Richtig gelesen: Kaffee aus dem Smartphone. Mit dem Mokase-Cover könnte diese bizarre Idee schon bald Realität werden. Das Projekt läuft über Kickstarter, ist für Android-Smartphones und iPhones gedacht – und hat schon erste Unterstützer gefunden.

Mokase: Dein Smartphone kann jetzt Kaffee machen [Update: Kampagne gesperrt]
Update vom 9. Mai 2017, 14:10 Uhr: Aus bisher noch unbekannten Gründen wurde die Crowdfunding-Kampagne von Kickstarter gesperrt. Wir halten euch auf dem Laufenden, sobald neue Informationen vorliegen.


Originalmeldung:

Wer, wenn nicht die Italiener könnten auf so eine Idee kommen: In einem Smartphone-Cover wird eine bereits fertige Kaffeemischung eingeschoben und anschließend in Windeseile erhitzt. Eine App gibt es auch noch. Hier wird der ganze Prozess in die Wege geleitet. Nur trinken müssen wir den Kaffee noch selber.

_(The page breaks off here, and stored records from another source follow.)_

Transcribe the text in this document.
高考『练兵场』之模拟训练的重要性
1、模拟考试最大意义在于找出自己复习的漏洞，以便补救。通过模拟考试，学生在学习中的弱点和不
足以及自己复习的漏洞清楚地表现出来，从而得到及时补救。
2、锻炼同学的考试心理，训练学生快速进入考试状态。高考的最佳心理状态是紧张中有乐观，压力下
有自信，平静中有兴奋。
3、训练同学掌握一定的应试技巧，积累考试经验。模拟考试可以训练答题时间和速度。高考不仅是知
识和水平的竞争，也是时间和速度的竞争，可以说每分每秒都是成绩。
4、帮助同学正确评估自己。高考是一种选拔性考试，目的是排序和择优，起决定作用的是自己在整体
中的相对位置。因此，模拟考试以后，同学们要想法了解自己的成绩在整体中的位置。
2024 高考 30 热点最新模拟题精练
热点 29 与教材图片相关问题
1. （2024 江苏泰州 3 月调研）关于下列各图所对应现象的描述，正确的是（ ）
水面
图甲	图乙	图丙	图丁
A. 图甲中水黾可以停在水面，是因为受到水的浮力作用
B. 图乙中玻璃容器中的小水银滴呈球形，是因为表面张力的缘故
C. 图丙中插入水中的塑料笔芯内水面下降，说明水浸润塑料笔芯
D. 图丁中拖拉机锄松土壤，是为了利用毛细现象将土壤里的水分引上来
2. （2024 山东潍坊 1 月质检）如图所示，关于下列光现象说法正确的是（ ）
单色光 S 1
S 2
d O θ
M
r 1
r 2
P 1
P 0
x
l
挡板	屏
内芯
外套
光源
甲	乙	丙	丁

MOKASE - Your mobile makes coffee.

Der ultramobile Kaffeeautomat

Zugegeben, mit einer maximalen Kapazität von nur 25 ml handelt es sich mehr um einen Schluck als eine große Tasse. Dafür dauert es aber nur zwischen fünf und acht Sekunden, bis der fertige Kaffee aus dem Mokase-Cover kommt, sagen die Entwickler. Der Strom wird über einen eigenen Akku bereitgestellt – das Smartphone selbst wird also nicht belastet.

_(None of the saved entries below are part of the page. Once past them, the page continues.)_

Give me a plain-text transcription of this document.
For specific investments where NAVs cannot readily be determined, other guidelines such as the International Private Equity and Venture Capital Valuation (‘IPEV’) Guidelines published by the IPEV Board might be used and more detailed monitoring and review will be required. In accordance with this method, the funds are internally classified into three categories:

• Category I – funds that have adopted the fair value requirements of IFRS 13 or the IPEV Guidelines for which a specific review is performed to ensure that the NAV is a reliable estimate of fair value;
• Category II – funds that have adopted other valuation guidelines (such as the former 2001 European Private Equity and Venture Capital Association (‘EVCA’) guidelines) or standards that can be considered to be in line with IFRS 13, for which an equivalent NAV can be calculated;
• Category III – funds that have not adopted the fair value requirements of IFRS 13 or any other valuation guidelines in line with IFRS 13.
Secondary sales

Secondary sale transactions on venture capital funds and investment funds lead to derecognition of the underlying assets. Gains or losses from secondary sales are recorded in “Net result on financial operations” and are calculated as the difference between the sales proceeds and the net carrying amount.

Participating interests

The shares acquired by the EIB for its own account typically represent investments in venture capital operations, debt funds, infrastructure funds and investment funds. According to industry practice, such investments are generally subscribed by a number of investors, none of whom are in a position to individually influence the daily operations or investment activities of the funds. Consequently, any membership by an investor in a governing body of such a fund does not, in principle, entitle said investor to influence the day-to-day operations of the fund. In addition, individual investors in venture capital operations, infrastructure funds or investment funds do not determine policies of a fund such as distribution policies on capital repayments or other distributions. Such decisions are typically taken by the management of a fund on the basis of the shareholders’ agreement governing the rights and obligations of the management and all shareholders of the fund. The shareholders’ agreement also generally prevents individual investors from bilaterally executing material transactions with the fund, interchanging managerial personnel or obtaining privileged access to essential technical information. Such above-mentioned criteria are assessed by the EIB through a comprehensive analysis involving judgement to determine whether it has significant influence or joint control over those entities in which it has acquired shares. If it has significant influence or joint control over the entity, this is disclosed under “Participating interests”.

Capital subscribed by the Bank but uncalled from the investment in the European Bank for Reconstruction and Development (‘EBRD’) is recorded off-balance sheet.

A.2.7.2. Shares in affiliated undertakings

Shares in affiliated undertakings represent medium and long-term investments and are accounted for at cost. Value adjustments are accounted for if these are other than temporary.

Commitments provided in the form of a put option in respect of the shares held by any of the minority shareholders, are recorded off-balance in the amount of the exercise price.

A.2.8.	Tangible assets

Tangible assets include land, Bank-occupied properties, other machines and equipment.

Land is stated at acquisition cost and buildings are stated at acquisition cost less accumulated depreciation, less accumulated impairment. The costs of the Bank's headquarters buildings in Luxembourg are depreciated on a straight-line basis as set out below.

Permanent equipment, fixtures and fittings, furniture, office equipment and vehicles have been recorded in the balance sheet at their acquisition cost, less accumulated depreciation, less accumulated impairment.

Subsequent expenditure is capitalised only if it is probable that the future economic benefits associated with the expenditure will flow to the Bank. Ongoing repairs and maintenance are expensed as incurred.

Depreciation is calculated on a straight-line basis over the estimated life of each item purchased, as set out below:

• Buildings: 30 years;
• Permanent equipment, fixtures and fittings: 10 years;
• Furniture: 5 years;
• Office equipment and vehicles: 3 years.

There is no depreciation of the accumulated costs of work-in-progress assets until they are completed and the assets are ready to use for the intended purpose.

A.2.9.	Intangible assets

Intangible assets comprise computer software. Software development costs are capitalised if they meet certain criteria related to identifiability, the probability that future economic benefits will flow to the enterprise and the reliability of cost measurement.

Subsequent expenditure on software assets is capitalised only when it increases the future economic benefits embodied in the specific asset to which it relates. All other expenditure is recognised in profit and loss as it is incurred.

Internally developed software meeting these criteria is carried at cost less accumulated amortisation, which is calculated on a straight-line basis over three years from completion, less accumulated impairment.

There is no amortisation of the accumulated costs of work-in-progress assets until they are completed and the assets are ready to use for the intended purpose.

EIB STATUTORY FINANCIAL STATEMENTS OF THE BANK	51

Den Kaffee gibt es in den Varianten Classic, Toasted und Arabic. Pro Tasse wird eine Mokaromi-Kaffeemischung benötigt. Die eigens fabrizierten Minitassen sind vergleichsweise klein geraten, lassen sich erneut verschließen und haben einen kleinen Ring an der Seite. So lassen sie sich auch am Schlüsselbund befestigen.

Mokase-wafer

Unterstützung für viele Geräte

Der Kickstarter-Seite von Mokase zufolge werden schon zum Start des Projekts einige Smartphones unterstützt. Dazu gehören das iPhone 6, 6s, 7 und 7 Plus, Samsung S6 (edge und Edge Plus), S7 (edge), S8 (Plus), Huawei P8, P9 (Plus), P10 (Plus) und das LG G5. Bisher haben sich 47 Unterstützer gemeldet und 3.691 Euro hinterlegt.

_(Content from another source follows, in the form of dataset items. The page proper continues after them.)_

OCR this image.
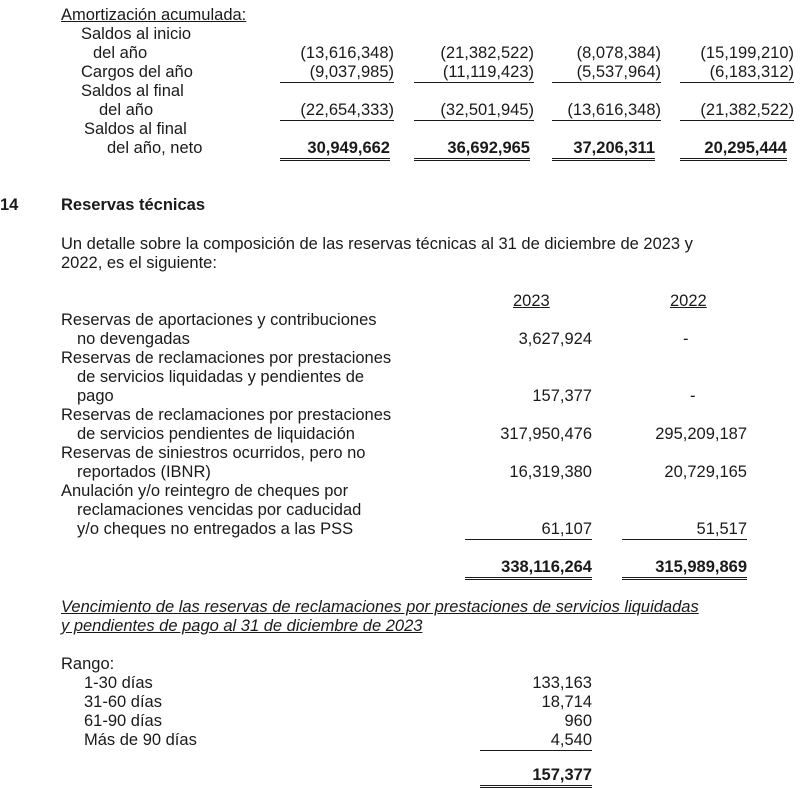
Amortización acumulada:
Saldos al inicio
del año	(13,616,348)	(21,382,522)	(8,078,384)	(15,199,210)
Cargos del año	(9,037,985)	(11,119,423)	(5,537,964)	(6,183,312)
Saldos al final
del año	(22,654,333)	(32,501,945)	(13,616,348)	(21,382,522)
Saldos al final
del año, neto	30,949,662	36,692,965	37,206,311	20,295,444
14	Reservas técnicas
Un detalle sobre la composición de las reservas técnicas al 31 de diciembre de 2023 y
2022, es el siguiente:
2023	2022
Reservas de aportaciones y contribuciones
no devengadas	3,627,924	-
Reservas de reclamaciones por prestaciones
de servicios liquidadas y pendientes de
pago	157,377	-
Reservas de reclamaciones por prestaciones
de servicios pendientes de liquidación	317,950,476	295,209,187
Reservas de siniestros ocurridos, pero no
reportados (IBNR)	16,319,380	20,729,165
Anulación y/o reintegro de cheques por
reclamaciones vencidas por caducidad
y/o cheques no entregados a las PSS	61,107	51,517
338,116,264	315,989,869
Vencimiento de las reservas de reclamaciones por prestaciones de servicios liquidadas
y pendientes de pago al 31 de diciembre de 2023
Rango:
1-30 días	133,163
31-60 días	18,714
61-90 días	960
Más de 90 días	4,540
157,377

In den nächsten 41 Tagen gilt es, das Finanzierungsziel von 75.000 Euro zu erreichen. Wer mindestens 49 Euro gibt, bekommt ein Mokase-Cover mit zwei Kaffeemischungen. Ab einem Beitrag von 98 Euro gibt es gleich zwei Cover und noch mehr Zubehör. Im Vergleich zu normalen Vollautomaten brüht das Mokase-Cover zwar weniger Kaffee aus, ist aber auch deutlich günstiger.

Im Handel soll das Cover später für 80 Euro erhältlich sein – natürlich nur dann, wenn das Kickstarter-Projekt erfolgreich ist. In diesem Fall werden die ersten Mokase-Cover spätestens im September an Unterstützer versendet. Wir werden das kuriose Gadget natürlich weiter für euch verfolgen, sollte die Crowdfunding-Kampagne erfolgreich verlaufen.